Going Through a Breakup? Do This Key Exercise To Identify Your Support System
In the midst and the aftermath of a breakup, more than just your relationship status is bound to change. If you lived with your ex, the end of the partnership could shake up your day-to-day routine, your calendar, social life, and the ways you relate to your friends (especially those you shared with your ex). Finding support after a breakup is essential to weather this storm—but identifying the people who can really ground you is often easier said than done.
That’s because a breakup or divorce tends to leave friendships in limbo, as people feel the need to “choose sides” or project their own feelings onto the situation. Managing all these feelings is the subject of the latest episode of The Well+Good Podcast, during which divorce coach Kate Anthony, host of The Divorce Survival Guide Podcast, and Amy Chan, founder of Renew Breakup Bootcamp, discuss all things friendship after a breakup.
Listen to the full episode here:
To Chan, finding support after a breakup starts with doing a mental scan of the people in your sphere and assessing their level of safety. “If you feel like you have to walk on eggshells [around them], they’re what’s called ‘low safety,’” says Chan. “You can't be yourself. They're judgmental. They have mood swings and sometimes are critical or even emotionally abusive.” With these types of people, “your nervous system is in a survival state,” she says, referencing the cortisol-induced stress response. In this way, they’re working against your healing.

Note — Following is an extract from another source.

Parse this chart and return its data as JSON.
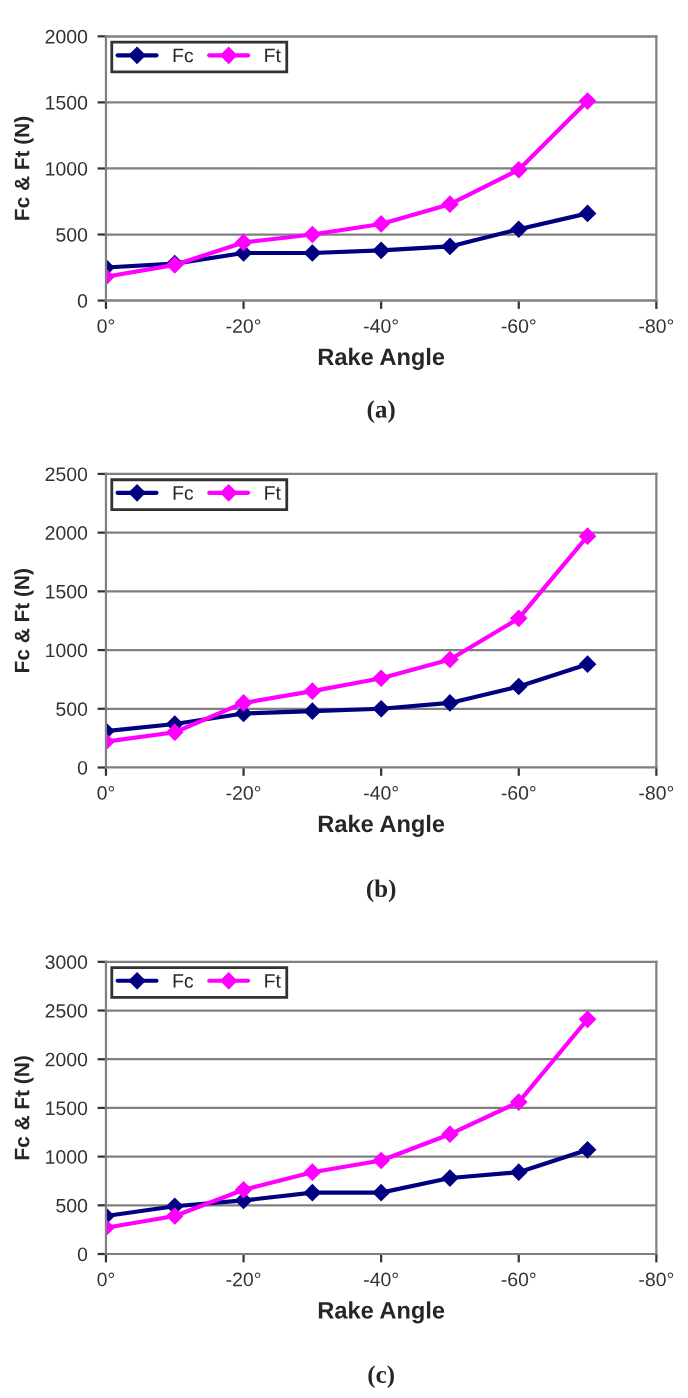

“Being around 'high-safety' people creates the necessary neural pathways for trust and connection.” —Amy Chan, founder of Renew Breakup Bootcamp
By contrast, “high-safety people” allow you to be your full self and to feel accepted in their presence, says Chan, “which helps rewire your brain and create the necessary neural pathways for trust and connection.” As a result, they’re the ones who can really function as your support system post-breakup—which is why Chan suggests increasing the time you spend with these high-safety people, while also minimizing your exposure to low-safety folks.
Making that shift might require setting some new boundaries and clearly communicating those boundaries. “If you find that a certain friend is not showing up for you in the way that you need them to, you get to take a pause from that friendship, and say, ‘This is not what I need right now,’ or ‘I love you, but I’m going to need to take a break here,’” says Anthony.
In other cases, the boundary might be a little more flexible—where you’re not cutting them out entirely for a period of time, but instead just setting some ground rules about how you’d like them to act or speak around you post-breakup. Maybe you just need an open ear to vent or someone to hug, and you don’t want any advice. Or maybe you really would prefer for them not to share with you what they saw your ex doing on social media the other day, says Chan. “You can give people an opportunity [to adapt their friendship with you] by saying, ‘Hey, I’m learning this new thing about myself, and this is what’s okay, and this is what’s not okay,’” she says. “That way, you’re giving them the choice: Do they want to be in your life with this new dynamic and the limits you’re setting, or are they out?”
And if some of them are out, that’s totally fine. “Research shows that we actually switch about 50 percent of our close friends, on average, every seven years,” says Chan. And the way that a certain friend responds to your split from an ex is as fair a reason as any to let them go.
- Amy Chan, founder of Renew Breakup Bootcamp and editor-in-chief of Heart Hackers Club, an online magazine that focuses on the psychology behind love, lust, and desire
- Kate Anthony, Kate Anthony is the host of the New York Times recommended podcast, The Divorce Survival Guide Podcast, and a certified coach with over a decade’s worth of experience helping women (with children in particular) make the most difficult decision of...
The important thing is to prioritize the high-safety connections in your life as a real means of finding support after a breakup. And again, identifying those people comes down to a gut safety check. “How do you feel after an interaction with them?” Chan suggests you ask yourself, checking in with your body. “Are you exhausted, are you neutral, or are you energized?” The answers that bubble up will lead you away from the people who will slow your healing and toward the people who will speed it along.